The colors were warmer, but the air was cooler. Everything was in transition. Fall is the dying of the summer and birth of the winter. Everything settles into itself to prepare for the long sleep ahead.
The air took on an unmistakable crispness and coolness, and you could almost taste the candy in your mouth. With the changing of the leaves, you thought about your own transformation that would take place at the end of the month, on that faithful night; what your costume would be.
For some kids, costume wearing is almost a profession. I remember certain classmates always having the best costume, year in and year out. Pirates and clowns were nothing compared to the Ninja Turtles or Barbie. When your parents were willing to buy you a costume, nothing could stop you.
I was never one of those kids. Instead, I wore the costumes my mom would make, which, needless to say, were not the best. She tried, but when your best friend is a Disney Princess and you’re a Christmas tree, there’s just no comparison.
But that’s what made it fun; I knew I wasn’t going to have the best costume, so throughout the course of the night, if it got ruined it made no difference. My friends, however, spent many Hallow’s Eve’s crying over a rip in their dress or their crown not staying on their heads. Me? I was perfectly happy being the Pilsbury Doughboy. Nothing can ruin your night when you’re dressed as a bag of M&M’s.
Going out at night was a treat in itself. I thought that we were staying out into the wee hours of the mornings, but when you’re a kid, anything past nine o’clock qualifies. The entire experience of trick-or-treating was something magical; mystical.
As we got older though, everything was tainted. I remember distinctly when it all changed for me. When I went to carve my pumpkin on my front steps, when I was nine I found that it had been stolen. It was the biggest disappointment I had ever experienced.
I couldn’t believe that anyone would ever do something like that – a senseless act of crime. It all seemed so pointless after that, like the entire holiday meant nothing. Thus, was my transition into reality; growing up.
As we got older, our lives adjusted to the coming of adulthood. It was no longer about going and getting as much candy as you could and ending the night practically in a sugar- induced coma.
Now that we were in high school, we had to be cool. A transition took place, and now it was all about going to parties and hanging out.
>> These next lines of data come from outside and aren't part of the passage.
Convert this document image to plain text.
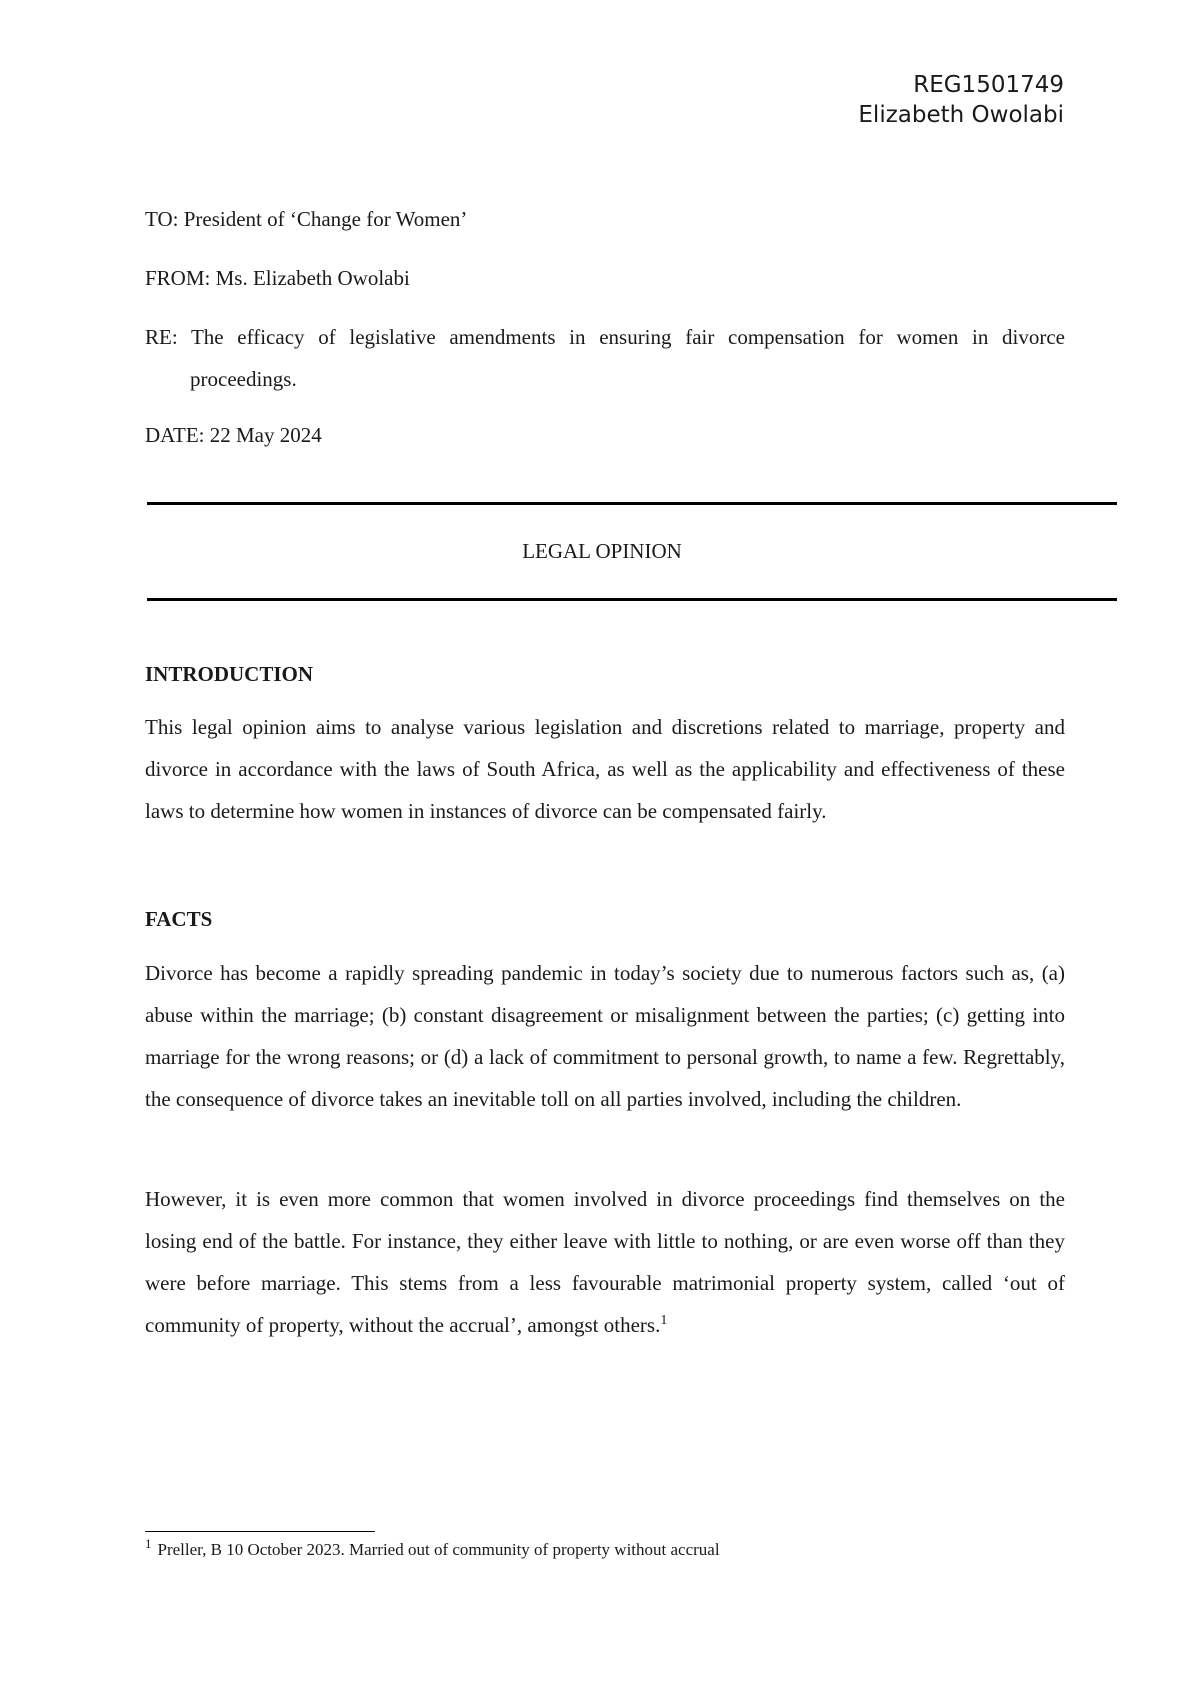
REG1501749
Elizabeth Owolabi
TO: President of ‘Change for Women’
FROM: Ms. Elizabeth Owolabi
RE: The efficacy of legislative amendments in ensuring fair compensation for women in divorce proceedings.
DATE: 22 May 2024
LEGAL OPINION
INTRODUCTION
This legal opinion aims to analyse various legislation and discretions related to marriage, property and divorce in accordance with the laws of South Africa, as well as the applicability and effectiveness of these laws to determine how women in instances of divorce can be compensated fairly.
FACTS
Divorce has become a rapidly spreading pandemic in today’s society due to numerous factors such as, (a) abuse within the marriage; (b) constant disagreement or misalignment between the parties; (c) getting into marriage for the wrong reasons; or (d) a lack of commitment to personal growth, to name a few. Regrettably, the consequence of divorce takes an inevitable toll on all parties involved, including the children.
However, it is even more common that women involved in divorce proceedings find themselves on the losing end of the battle. For instance, they either leave with little to nothing, or are even worse off than they were before marriage. This stems from a less favourable matrimonial property system, called ‘out of community of property, without the accrual’, amongst others.$^1$
$^1$ Preller, B 10 October 2023. Married out of community of property without accrual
We had to watch scary movies and pretend that we wouldn’t rather be out dressed as the Jolly Green Giant.
No one dressed up as anything ridiculously stupid, and if a costume was even involved at all it was usually just a pair of ears and maybe a tail.
College is very much the same as high school. Now Halloween is all about going to the best place and doing the craziest things. Our innocence is lost now, and everything is changed. We care what others think about us, and our actions are driven by others perceptions of us.
I’m guilty of this as well. You won’t see me going to class on Thursday with green face paint and a pointy black hat. I wish I could, though. I want to have a Halloween Parade again where all the classes get out of doing work and walk around and show everyone their costumes. Those were the days. Even school took a backseat to the excitement of Halloween.
Is going to school and being ‘adult’ really all that great? Most people won’t even realize it is Halloween, and if they do, most won’t do anything about it. An entire holiday, loved as a kid, gone because we have to learn, and be mature adults. But that’s no fun.
I want to wear a homemade costume and walk around and get candy. I want to fall asleep that night, not worrying about the amount of calories in a snickers bar, but instead wondering what I’m going to be next year.
I want my autumn transition this year to go back to my childhood. I want to change from being an uptight, wound up college student to being a kid again. Instead of being self conscious- fearless, instead of being stressed- carefree. Overall, much happier.
We should all aim to be a little more childlike this year, even if just for that one day. Eat candy, drink apple cider, and dress up in a homemade costume. I promise not to laugh.